Challenger head of retirement income research Aaron Minney said the RIC has three elements: “the know, the build and the guide”.
“We’ve all focused on the build, what’s the product, what’s the thing they’ve got to have?” he said.
“I think funds have woken up to the concept about actually need to understand their members, who are their members? What do they do? What do they need?
“And then there’s the third element, which is the important bit: Once you figure it out, how do you let them know, at scale, where they need to be, and how they need to manage their retirement? And this is where the whole range of products options are relevant.”
Minney said to (mis)quote finance legend Bill Sharpe, retirement is “the nastiest, hardest problem in finance”.
“The system at the moment wants the average person to be able to solve the problem themselves,” Minney said.

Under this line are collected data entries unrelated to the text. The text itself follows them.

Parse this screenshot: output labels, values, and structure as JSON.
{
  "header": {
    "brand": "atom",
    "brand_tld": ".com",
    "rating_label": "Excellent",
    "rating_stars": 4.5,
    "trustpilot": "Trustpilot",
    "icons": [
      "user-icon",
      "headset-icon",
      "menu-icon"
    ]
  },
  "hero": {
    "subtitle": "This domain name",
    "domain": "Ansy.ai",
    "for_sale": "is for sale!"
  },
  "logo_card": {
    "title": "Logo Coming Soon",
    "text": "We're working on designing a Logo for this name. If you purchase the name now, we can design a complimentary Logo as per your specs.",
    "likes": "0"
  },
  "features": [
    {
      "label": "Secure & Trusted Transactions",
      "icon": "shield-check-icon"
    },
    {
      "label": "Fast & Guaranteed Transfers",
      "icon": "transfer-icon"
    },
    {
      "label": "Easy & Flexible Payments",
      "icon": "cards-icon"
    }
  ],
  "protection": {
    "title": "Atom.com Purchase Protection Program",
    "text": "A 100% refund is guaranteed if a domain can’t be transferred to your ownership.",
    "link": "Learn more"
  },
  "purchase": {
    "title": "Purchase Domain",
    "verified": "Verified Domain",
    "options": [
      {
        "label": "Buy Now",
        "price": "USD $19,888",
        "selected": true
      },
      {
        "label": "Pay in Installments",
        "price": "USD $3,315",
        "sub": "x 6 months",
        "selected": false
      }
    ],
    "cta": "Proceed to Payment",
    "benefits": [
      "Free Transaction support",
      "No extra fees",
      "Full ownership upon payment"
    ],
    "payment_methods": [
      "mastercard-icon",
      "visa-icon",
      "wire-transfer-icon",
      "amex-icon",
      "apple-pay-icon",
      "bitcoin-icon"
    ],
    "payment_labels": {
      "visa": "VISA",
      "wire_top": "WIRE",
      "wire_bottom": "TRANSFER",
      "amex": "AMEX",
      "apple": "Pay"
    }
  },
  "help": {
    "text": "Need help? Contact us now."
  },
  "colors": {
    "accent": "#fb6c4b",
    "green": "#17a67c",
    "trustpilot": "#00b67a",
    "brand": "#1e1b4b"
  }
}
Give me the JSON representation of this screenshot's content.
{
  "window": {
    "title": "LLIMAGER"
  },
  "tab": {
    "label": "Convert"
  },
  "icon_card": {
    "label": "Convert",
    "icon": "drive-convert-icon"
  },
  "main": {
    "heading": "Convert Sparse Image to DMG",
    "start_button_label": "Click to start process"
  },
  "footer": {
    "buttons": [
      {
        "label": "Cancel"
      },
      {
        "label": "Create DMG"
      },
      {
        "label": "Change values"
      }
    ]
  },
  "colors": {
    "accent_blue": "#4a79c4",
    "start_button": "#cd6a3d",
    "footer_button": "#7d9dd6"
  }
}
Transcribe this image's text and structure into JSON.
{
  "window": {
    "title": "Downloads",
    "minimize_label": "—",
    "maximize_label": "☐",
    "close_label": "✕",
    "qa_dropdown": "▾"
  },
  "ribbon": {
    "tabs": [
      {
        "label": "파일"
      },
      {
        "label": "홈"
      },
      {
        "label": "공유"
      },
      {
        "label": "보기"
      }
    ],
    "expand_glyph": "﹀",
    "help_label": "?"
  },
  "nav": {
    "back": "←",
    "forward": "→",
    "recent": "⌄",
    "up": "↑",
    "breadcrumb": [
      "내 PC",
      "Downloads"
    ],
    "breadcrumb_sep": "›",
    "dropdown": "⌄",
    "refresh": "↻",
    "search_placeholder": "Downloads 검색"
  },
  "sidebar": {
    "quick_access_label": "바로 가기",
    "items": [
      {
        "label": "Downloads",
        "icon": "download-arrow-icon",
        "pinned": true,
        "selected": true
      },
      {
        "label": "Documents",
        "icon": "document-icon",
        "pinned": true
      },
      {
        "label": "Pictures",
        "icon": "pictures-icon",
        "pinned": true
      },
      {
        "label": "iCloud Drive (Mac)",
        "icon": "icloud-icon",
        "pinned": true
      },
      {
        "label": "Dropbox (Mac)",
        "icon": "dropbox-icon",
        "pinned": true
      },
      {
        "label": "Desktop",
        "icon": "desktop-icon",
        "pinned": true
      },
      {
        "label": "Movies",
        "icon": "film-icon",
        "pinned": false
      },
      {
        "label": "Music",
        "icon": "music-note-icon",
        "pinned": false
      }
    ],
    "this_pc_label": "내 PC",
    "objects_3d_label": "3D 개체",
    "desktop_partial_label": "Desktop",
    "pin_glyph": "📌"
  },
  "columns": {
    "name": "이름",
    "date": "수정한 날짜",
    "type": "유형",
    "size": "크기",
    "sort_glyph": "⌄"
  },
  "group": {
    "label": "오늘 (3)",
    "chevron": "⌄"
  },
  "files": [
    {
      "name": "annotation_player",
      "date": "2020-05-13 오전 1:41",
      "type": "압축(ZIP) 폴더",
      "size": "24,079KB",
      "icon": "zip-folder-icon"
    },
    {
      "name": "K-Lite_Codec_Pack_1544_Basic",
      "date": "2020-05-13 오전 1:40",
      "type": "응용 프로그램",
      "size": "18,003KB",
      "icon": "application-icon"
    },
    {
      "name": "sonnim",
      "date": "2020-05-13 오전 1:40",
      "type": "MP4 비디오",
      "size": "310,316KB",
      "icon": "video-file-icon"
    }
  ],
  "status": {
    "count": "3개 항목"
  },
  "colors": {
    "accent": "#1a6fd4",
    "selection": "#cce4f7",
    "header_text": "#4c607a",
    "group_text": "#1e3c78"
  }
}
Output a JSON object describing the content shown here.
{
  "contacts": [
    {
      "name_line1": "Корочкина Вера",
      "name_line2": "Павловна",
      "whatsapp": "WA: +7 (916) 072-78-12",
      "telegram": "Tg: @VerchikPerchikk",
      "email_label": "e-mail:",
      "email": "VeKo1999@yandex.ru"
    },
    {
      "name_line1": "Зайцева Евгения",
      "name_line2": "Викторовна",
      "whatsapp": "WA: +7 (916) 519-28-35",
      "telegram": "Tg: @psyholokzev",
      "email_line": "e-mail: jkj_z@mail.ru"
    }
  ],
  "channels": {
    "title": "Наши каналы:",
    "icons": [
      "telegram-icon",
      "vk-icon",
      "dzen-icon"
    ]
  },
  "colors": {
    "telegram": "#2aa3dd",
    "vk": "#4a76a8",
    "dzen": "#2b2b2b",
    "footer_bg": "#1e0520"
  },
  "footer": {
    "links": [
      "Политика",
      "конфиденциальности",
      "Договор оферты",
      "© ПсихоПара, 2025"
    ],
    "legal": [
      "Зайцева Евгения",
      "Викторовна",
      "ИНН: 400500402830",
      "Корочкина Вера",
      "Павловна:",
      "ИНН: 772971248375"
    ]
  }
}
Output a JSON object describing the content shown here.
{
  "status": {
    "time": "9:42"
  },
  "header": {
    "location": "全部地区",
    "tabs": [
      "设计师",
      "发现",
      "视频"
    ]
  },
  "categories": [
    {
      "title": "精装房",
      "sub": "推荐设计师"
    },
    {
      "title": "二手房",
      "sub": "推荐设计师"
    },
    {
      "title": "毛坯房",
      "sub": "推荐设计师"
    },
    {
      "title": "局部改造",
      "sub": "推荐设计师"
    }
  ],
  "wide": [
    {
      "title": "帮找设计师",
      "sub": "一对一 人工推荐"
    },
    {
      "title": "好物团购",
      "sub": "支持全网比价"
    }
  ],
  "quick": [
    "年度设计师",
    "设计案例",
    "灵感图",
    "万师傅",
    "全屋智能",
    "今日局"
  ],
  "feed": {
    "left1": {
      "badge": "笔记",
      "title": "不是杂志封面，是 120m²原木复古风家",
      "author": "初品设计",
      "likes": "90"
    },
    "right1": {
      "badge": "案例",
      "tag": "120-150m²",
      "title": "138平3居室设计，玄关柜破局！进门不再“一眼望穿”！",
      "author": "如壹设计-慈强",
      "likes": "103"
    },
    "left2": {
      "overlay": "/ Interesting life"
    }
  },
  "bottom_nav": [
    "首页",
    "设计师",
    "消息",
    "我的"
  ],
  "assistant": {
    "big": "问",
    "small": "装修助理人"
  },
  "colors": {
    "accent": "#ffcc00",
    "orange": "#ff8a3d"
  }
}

“They can’t do that, the same as they can’t do brain surgery. They can’t do everything that we do. They need someone to help them along. They need the expert. They need the advice. They need something to get them from that point, where it’s just accumulating super, to getting their income in retirement.”
The real question
Minney said the real question that needs to be addressed is “how do you actually get the member…from the pot savings to the income they’re going to need through retirement”.
“And it’s not all about a lifetime stream of income. They still need to have the investments there, but you got to get help there, in different forms.
“We will see a full, comprehensive advice solution that works really well; but for others there’s not enough advisers to go around. I don’t think it’s fair on them to sit there and go whoops, sorry, tough luck, [you] miss out.
“So what are we doing? And what can the system do to give them guidance or some other form of advice so that people can get a reasonable solution?”
Minney says about 700 people approach retirement every single day. That adds up to about a quarter of a million people every year.
“And if we look back over the last 10 years, as we’ve been…bumbling through this, there’s a couple of million people out here that have had to deal with this on their own,” he said.
“Some have been lucky enough to have good advice. A lot of them haven’t. How do we stop that continuing?”